Mon-Thu 5.30pm-2am; Fri & Sat 5.30pm-3am; Sun 5.30pm-midnight.
Hai Di Lao Hot Pot
Upscale steamboat near Sentosa
Looking to refuel after a long day? Head to Hai Di Lao Hot Pot for nourishing soup bases in which you can dip quality meats and veggies. This chic restaurant prides itself in offering unbeatable service, providing diners in the queue with complimentary hot towels, snacks and even manicures to while away the time.
Once you’re seated, choose from soup bases like chicken, mushroom, tomato, seafood, laksa (a spicy coconut milk-based broth) and Hai Di Lao’s bestselling spicy Sichuan soup, then throw in an assortment of ingredients to the bubbling pot. For a show to accompany your meal, order the hand-pulled noodles. An acrobatic staff member will theatrically pull, stretch and twirl the noodles tableside before dunking them in your hot pot.
A basic set, which includes a soup base and a selection of meats and vegetables, goes for about S$50, but these do not include the more premium ingredients. You’ll need to shell out extra for items like wagyu beef and seafood.
VivoCity. 1 Harbourfront Walk #03-09, Singapore 098585.
Clarke Quay. 3D River Valley Road #02-04, Singapore 179023.
313@Somerset. 313 Orchard Road #04-23/24, Singapore 238895.

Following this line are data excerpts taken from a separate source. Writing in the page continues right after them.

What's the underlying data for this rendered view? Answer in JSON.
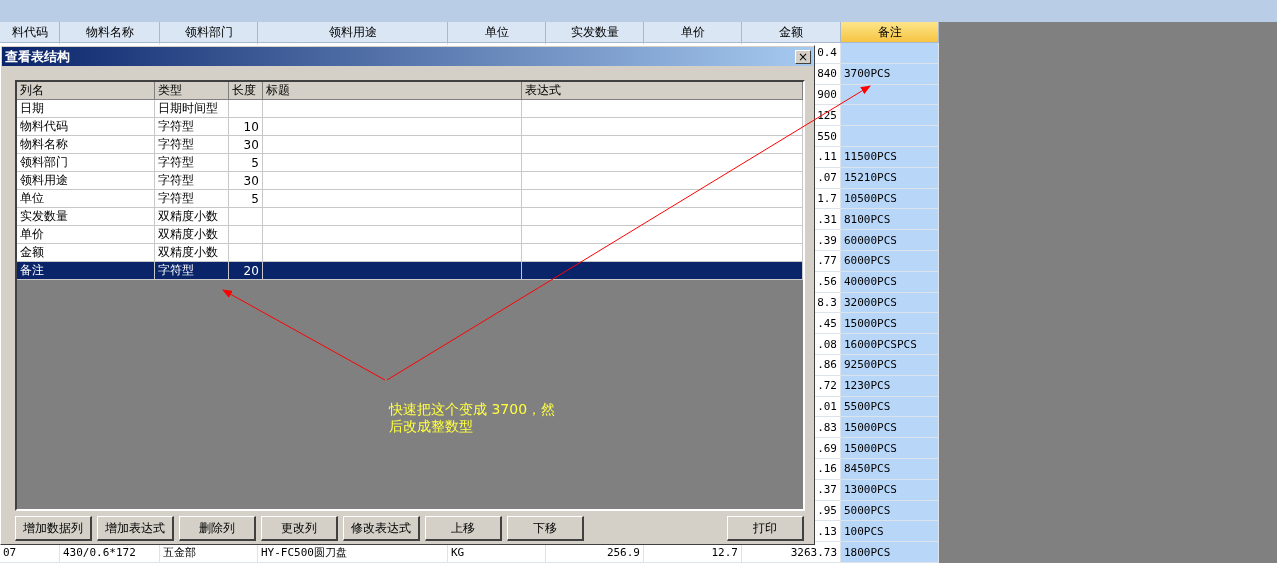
{
  "sheet": {
    "columns": [
      {
        "label": "料代码",
        "selected": false
      },
      {
        "label": "物料名称",
        "selected": false
      },
      {
        "label": "领料部门",
        "selected": false
      },
      {
        "label": "领料用途",
        "selected": false
      },
      {
        "label": "单位",
        "selected": false
      },
      {
        "label": "实发数量",
        "selected": false
      },
      {
        "label": "单价",
        "selected": false
      },
      {
        "label": "金额",
        "selected": false
      },
      {
        "label": "备注",
        "selected": true
      }
    ],
    "rows": [
      {
        "cells": [
          null,
          null,
          null,
          null,
          null,
          null,
          null,
          "0.4",
          null
        ]
      },
      {
        "cells": [
          null,
          null,
          null,
          null,
          null,
          null,
          null,
          "840",
          "3700PCS"
        ]
      },
      {
        "cells": [
          null,
          null,
          null,
          null,
          null,
          null,
          null,
          "900",
          null
        ]
      },
      {
        "cells": [
          null,
          null,
          null,
          null,
          null,
          null,
          null,
          "125",
          null
        ]
      },
      {
        "cells": [
          null,
          null,
          null,
          null,
          null,
          null,
          null,
          "550",
          null
        ]
      },
      {
        "cells": [
          null,
          null,
          null,
          null,
          null,
          null,
          null,
          ".11",
          "11500PCS"
        ]
      },
      {
        "cells": [
          null,
          null,
          null,
          null,
          null,
          null,
          null,
          ".07",
          "15210PCS"
        ]
      },
      {
        "cells": [
          null,
          null,
          null,
          null,
          null,
          null,
          null,
          "1.7",
          "10500PCS"
        ]
      },
      {
        "cells": [
          null,
          null,
          null,
          null,
          null,
          null,
          null,
          ".31",
          "8100PCS"
        ]
      },
      {
        "cells": [
          null,
          null,
          null,
          null,
          null,
          null,
          null,
          ".39",
          "60000PCS"
        ]
      },
      {
        "cells": [
          null,
          null,
          null,
          null,
          null,
          null,
          null,
          ".77",
          "6000PCS"
        ]
      },
      {
        "cells": [
          null,
          null,
          null,
          null,
          null,
          null,
          null,
          ".56",
          "40000PCS"
        ]
      },
      {
        "cells": [
          null,
          null,
          null,
          null,
          null,
          null,
          null,
          "8.3",
          "32000PCS"
        ]
      },
      {
        "cells": [
          null,
          null,
          null,
          null,
          null,
          null,
          null,
          ".45",
          "15000PCS"
        ]
      },
      {
        "cells": [
          null,
          null,
          null,
          null,
          null,
          null,
          null,
          ".08",
          "16000PCSPCS"
        ]
      },
      {
        "cells": [
          null,
          null,
          null,
          null,
          null,
          null,
          null,
          ".86",
          "92500PCS"
        ]
      },
      {
        "cells": [
          null,
          null,
          null,
          null,
          null,
          null,
          null,
          ".72",
          "1230PCS"
        ]
      },
      {
        "cells": [
          null,
          null,
          null,
          null,
          null,
          null,
          null,
          ".01",
          "5500PCS"
        ]
      },
      {
        "cells": [
          null,
          null,
          null,
          null,
          null,
          null,
          null,
          ".83",
          "15000PCS"
        ]
      },
      {
        "cells": [
          null,
          null,
          null,
          null,
          null,
          null,
          null,
          ".69",
          "15000PCS"
        ]
      },
      {
        "cells": [
          null,
          null,
          null,
          null,
          null,
          null,
          null,
          ".16",
          "8450PCS"
        ]
      },
      {
        "cells": [
          null,
          null,
          null,
          null,
          null,
          null,
          null,
          ".37",
          "13000PCS"
        ]
      },
      {
        "cells": [
          null,
          null,
          null,
          null,
          null,
          null,
          null,
          ".95",
          "5000PCS"
        ]
      },
      {
        "cells": [
          null,
          null,
          null,
          null,
          null,
          null,
          null,
          ".13",
          "100PCS"
        ]
      },
      {
        "cells": [
          "07",
          "430/0.6*172",
          "五金部",
          "HY-FC500圆刀盘",
          "KG",
          "256.9",
          "12.7",
          "3263.73",
          "1800PCS"
        ]
      }
    ]
  },
  "dialog": {
    "title": "查看表结构",
    "close": "×",
    "columns": [
      "列名",
      "类型",
      "长度",
      "标题",
      "表达式"
    ],
    "rows": [
      {
        "name": "日期",
        "type": "日期时间型",
        "selected": false
      },
      {
        "name": "物料代码",
        "type": "字符型",
        "length": "10",
        "selected": false
      },
      {
        "name": "物料名称",
        "type": "字符型",
        "length": "30",
        "selected": false
      },
      {
        "name": "领料部门",
        "type": "字符型",
        "length": "5",
        "selected": false
      },
      {
        "name": "领料用途",
        "type": "字符型",
        "length": "30",
        "selected": false
      },
      {
        "name": "单位",
        "type": "字符型",
        "length": "5",
        "selected": false
      },
      {
        "name": "实发数量",
        "type": "双精度小数",
        "selected": false
      },
      {
        "name": "单价",
        "type": "双精度小数",
        "selected": false
      },
      {
        "name": "金额",
        "type": "双精度小数",
        "selected": false
      },
      {
        "name": "备注",
        "type": "字符型",
        "length": "20",
        "selected": true
      }
    ],
    "buttons": [
      {
        "label": "增加数据列"
      },
      {
        "label": "增加表达式"
      },
      {
        "label": "删除列"
      },
      {
        "label": "更改列"
      },
      {
        "label": "修改表达式"
      },
      {
        "label": "上移"
      },
      {
        "label": "下移"
      },
      {
        "label": "打印",
        "kind": "right"
      }
    ]
  },
  "annotation": {
    "text": "快速把这个变成 3700，然后改成整数型"
  }
}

IMM. 2 Jurong East Street 21 #03-01, Singapore 609601.
The Ramen Stall
Halal ramen and Japanese food
While Japanese restaurants serving pork-based ramen (a Japanese noodle soup) are dime a dozen in Singapore, Halal options are considerably harder to find. The Ramen Stall re-creates the richness of pork-based broths by boiling chicken meat and bones for 30 hours, ensuring you get a robust, milky broth each time. Aside from its signature chicken ramen (S$11), there are options like the Volcano ramen (S$11) for those wanting a spicy kick and abalone seafood ramen (S$23.90), which is served with tempura (battered and deep fried) prawns and squid.
The Ramen Stall. 787 North Bridge Road, Singapore 198755. +65 6655 0800.
Mon-Fri 5pm-6am; Sat noon-5am; Sun noon-midnight.